The Brandweek/Total Research Corp. EquiTrend survey is based on the opinions of 27,277 consumers aged 15 and over. All interviews were conducted online and took place from March 7-15, 2001. The respondents rated a total of 1029 brands covering 24 consumer categories.
Each respondent rated 100 brands, including 20 calibration brands rated by the total sample, plus 80 randomly selected brands. Each brand therefore received 2,000 rating. In addition to the brand rating questions, a variety of usage, demographic and psychographic questions were asked.

The Survey

The brands included in the survey comprised. the top brands measured by sales across 24 consumer categories listed in Brandweek's Superbrands edition of June 19, 2000 plus approximately 250 additional brands that were among the top media spenders from January to November 2000, according to Competitive Media Reporting.

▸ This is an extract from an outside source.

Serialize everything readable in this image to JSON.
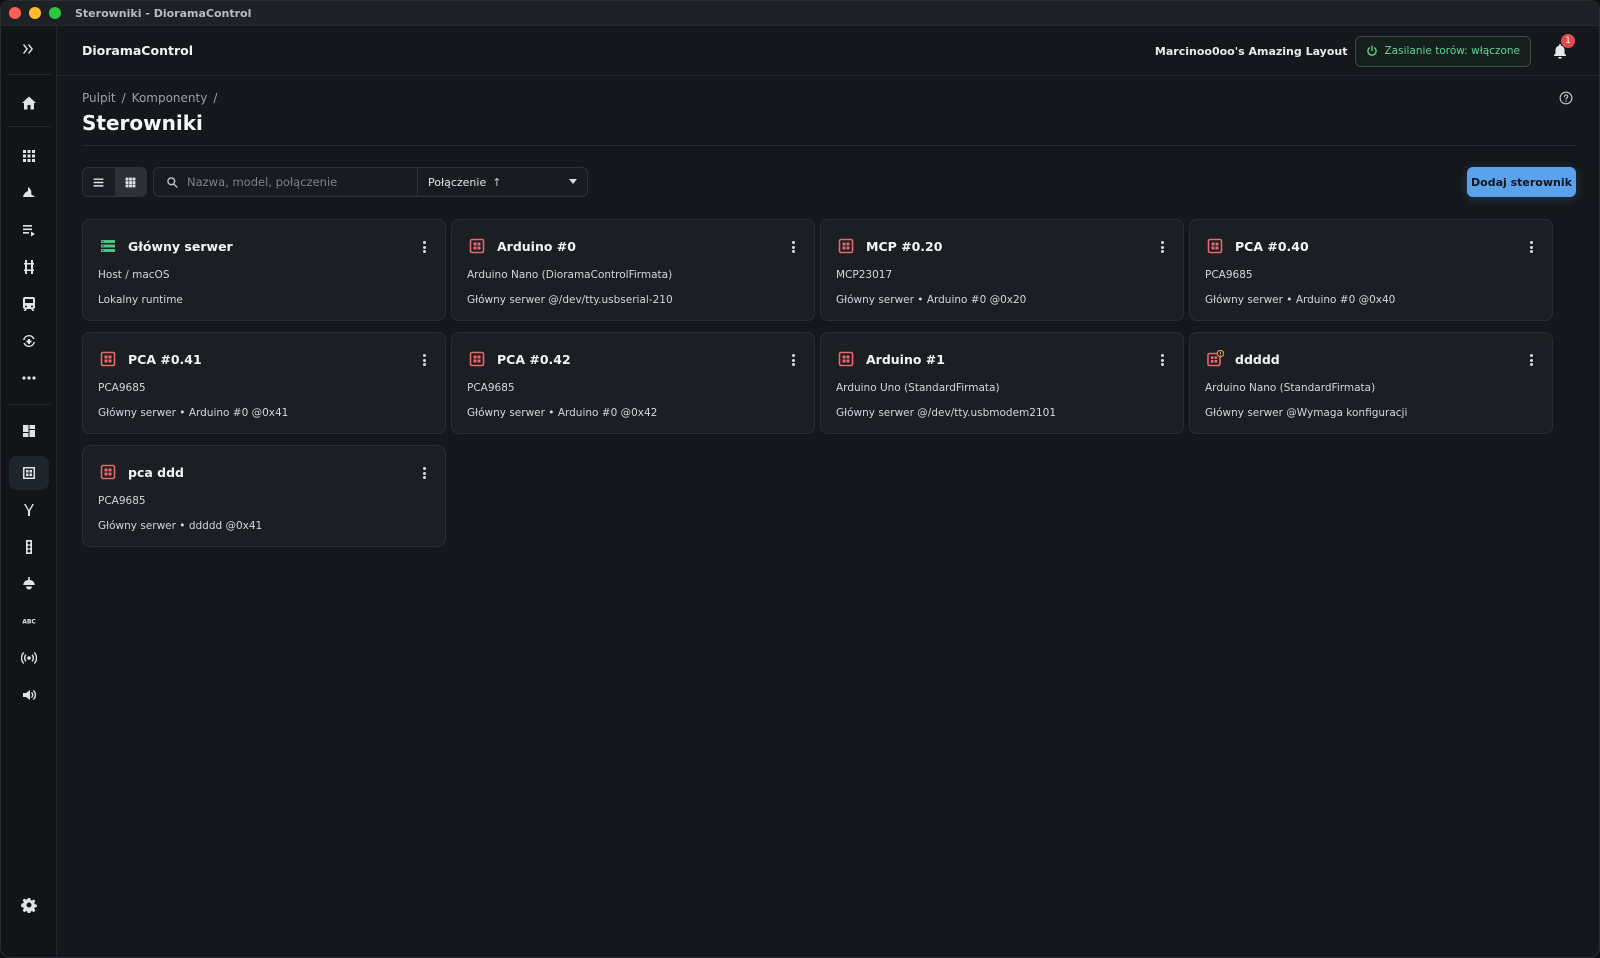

The goal was to determine consumer perceptions of brand quality and identify how much goodwill a given brand has established.

The Measures

Each brand was rated on the following criteria:
Quality - 0 to 10 The cornerstone of the EquiTrend system is the measurement of perceived. quality. On the EquiTiend scale of zero to 10, zero means
"Unacceptable/Poor," while 5 means "Quite Acceptable" and 10 means "Outstanding/Extraordinary." Respondents were asked to use any number within that range to rate the quality of brands, or could indicate they had absolutely no opinion and could not rate it.

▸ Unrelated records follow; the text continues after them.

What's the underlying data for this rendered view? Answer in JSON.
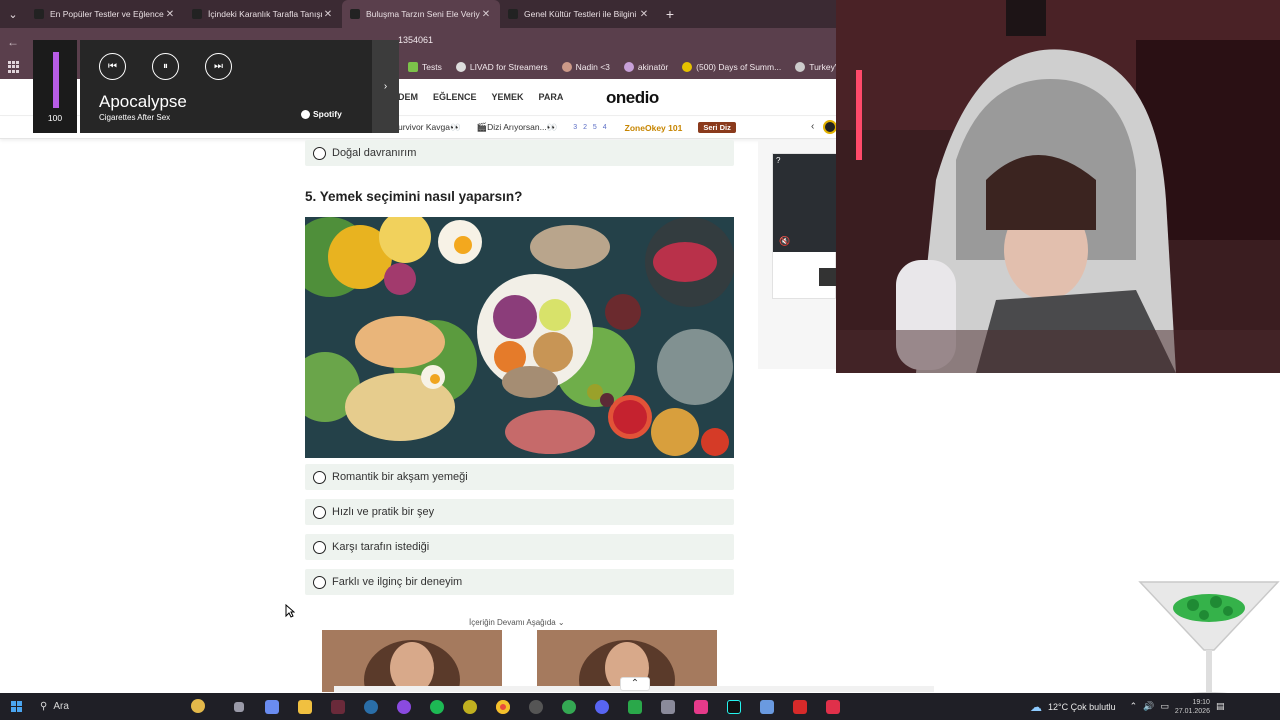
{
  "browser": {
    "tabs": [
      {
        "title": "En Popüler Testler ve Eğlenceli T",
        "active": false
      },
      {
        "title": "İçindeki Karanlık Tarafla Tanışmı",
        "active": false
      },
      {
        "title": "Buluşma Tarzın Seni Ele Veriyor",
        "active": true
      },
      {
        "title": "Genel Kültür Testleri ile Bilgini T",
        "active": false
      }
    ],
    "url_tail": "1354061",
    "bookmarks": [
      {
        "label": "Tests",
        "color": "#7cc24a"
      },
      {
        "label": "LIVAD for Streamers",
        "color": "#dddddd"
      },
      {
        "label": "Nadin <3",
        "color": "#c98"
      },
      {
        "label": "akinatör",
        "color": "#c7a0d8"
      },
      {
        "label": "(500) Days of Summ...",
        "color": "#e6c200"
      },
      {
        "label": "TurkeyVisited",
        "color": "#cccccc"
      }
    ]
  },
  "site": {
    "nav": [
      "DEM",
      "EĞLENCE",
      "YEMEK",
      "PARA"
    ],
    "logo": "onedio",
    "subnav": {
      "item1": "urvivor Kavga👀",
      "item2": "🎬Dizi Arıyorsan...👀",
      "grid_nums": "3 2 5 4",
      "zone": "ZoneOkey 101",
      "seri": "Seri Diz"
    }
  },
  "quiz": {
    "prev_answer": "Doğal davranırım",
    "question": "5. Yemek seçimini nasıl yaparsın?",
    "answers": [
      "Romantik bir akşam yemeği",
      "Hızlı ve pratik bir şey",
      "Karşı tarafın istediği",
      "Farklı ve ilginç bir deneyim"
    ],
    "continue_label": "İçeriğin Devamı Aşağıda ⌄"
  },
  "spotify": {
    "volume": 100,
    "volume_label": "100",
    "track": "Apocalypse",
    "artist": "Cigarettes After Sex",
    "brand": "Spotify"
  },
  "taskbar": {
    "search_placeholder": "Ara",
    "weather": "12°C  Çok bulutlu",
    "time": "19:10",
    "date": "27.01.2026"
  },
  "colors": {
    "tab_bar": "#3b2a33",
    "chrome": "#5a3f4c",
    "answer_bg": "#eef3ef",
    "spotify_accent": "#b85ce6"
  }
}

Salience - 0 to 100 The percentage of people who feel well-informed enough about a brand to rate it is referred to as that brand's "salience," a type of informed awareness. Over the years, salience has been shown to be more predictive of market performance than is either aided awareness or unaided awareness. High salience indicates a brand has benefited from long-term advertising and marketing campaigns.

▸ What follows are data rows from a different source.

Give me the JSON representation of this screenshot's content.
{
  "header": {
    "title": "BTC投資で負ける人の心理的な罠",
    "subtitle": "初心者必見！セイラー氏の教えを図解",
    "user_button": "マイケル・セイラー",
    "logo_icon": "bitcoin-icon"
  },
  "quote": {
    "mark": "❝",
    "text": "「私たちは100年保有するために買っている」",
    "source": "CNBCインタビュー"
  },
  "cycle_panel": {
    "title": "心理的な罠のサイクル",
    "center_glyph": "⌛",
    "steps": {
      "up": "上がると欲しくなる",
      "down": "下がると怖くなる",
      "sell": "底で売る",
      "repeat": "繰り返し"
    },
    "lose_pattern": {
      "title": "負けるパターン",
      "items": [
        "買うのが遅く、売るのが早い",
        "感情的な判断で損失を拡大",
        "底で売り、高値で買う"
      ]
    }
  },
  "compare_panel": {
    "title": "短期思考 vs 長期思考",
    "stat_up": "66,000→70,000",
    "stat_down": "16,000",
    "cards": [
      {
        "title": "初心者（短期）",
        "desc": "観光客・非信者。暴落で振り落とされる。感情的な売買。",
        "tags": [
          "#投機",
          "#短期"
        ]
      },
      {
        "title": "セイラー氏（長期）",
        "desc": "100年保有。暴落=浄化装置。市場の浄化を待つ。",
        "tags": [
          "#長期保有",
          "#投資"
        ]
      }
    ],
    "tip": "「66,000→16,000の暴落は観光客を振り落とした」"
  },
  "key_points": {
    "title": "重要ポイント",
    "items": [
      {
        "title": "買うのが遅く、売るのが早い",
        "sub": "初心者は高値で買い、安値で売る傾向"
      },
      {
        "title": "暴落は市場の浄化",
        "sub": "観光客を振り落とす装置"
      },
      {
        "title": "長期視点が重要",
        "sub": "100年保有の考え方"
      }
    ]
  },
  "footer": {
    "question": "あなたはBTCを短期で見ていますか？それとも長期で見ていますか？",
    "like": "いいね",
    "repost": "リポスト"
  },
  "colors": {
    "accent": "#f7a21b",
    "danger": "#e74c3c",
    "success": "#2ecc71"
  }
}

Equity - 0 to 100 A brand's equity is determined by multiplying its quality score by its salience, which maximizes the ability to predict market share. Thus brands that have high quality and are very well known have more equity than either high quality less-known brands, or very well-known brands with lower quality scores.
Not all people use the scales in the same manner. Some are "easy graders" (giving scores of 8's, 9's and 10's) while others are hard graders" (giving very few scores above 6) and others give a more balanced set of ratings. Total Research Bias Correction calibrates the ratings to reduce rater bias, thereby increasing the accuracy of market predictions by up to 50%.
People's perceptions of brands are influenced by overall consumer confidence and a number of other non-brand factors that fluctuate over time. Total Research calibrates the data by making wave adjustments to factor out these influences.